Dans un teaser filmé en noir et blanc, un vieil homme au regard torve est en train de regarder un snuff-movie dans l'obscurité de son salon. La pellicule noir et blanc montre une femme noire presque nue se faire taillader le ventre à l'arme blanche (une machette).

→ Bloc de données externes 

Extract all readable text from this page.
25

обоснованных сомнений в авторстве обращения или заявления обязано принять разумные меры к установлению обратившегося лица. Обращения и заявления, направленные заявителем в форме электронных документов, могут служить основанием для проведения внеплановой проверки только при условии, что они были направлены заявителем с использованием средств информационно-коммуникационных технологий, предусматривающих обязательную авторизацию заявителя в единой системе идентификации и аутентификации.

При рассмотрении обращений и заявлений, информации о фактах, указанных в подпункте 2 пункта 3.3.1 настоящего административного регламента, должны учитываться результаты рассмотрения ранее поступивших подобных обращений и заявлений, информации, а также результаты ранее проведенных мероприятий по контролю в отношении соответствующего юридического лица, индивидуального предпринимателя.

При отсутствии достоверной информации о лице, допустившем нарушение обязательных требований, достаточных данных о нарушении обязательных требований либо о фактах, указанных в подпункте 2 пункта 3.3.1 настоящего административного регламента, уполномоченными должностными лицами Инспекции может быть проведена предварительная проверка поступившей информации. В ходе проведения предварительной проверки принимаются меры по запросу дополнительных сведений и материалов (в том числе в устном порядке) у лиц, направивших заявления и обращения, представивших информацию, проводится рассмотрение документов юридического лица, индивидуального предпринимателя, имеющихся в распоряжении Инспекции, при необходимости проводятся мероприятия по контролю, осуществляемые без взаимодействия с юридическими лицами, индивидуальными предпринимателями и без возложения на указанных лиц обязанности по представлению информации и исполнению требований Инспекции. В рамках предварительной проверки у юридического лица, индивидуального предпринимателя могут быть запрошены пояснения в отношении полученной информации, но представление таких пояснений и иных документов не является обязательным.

Le film étant muet, seul le bruit de la caméra super 8 vient troubler le silence pesant régnant dans la pièce. Mais soudain, la porte s'ouvre, et l'on aperçoit alors le visage d'un enfant. On devine que le petit garçon, ne trouvant pas le sommeil, est venu retrouver son grand-père. Lorsqu'il découvre l'horreur en train de se dérouler sur l'écran, il se met à crier, et à pleurer. Mais son grand-père, sans détourner le regard de la scène de torture, prend le garçonnet dans ses bras, le forçant à regarder le spectacle en sa compagnie.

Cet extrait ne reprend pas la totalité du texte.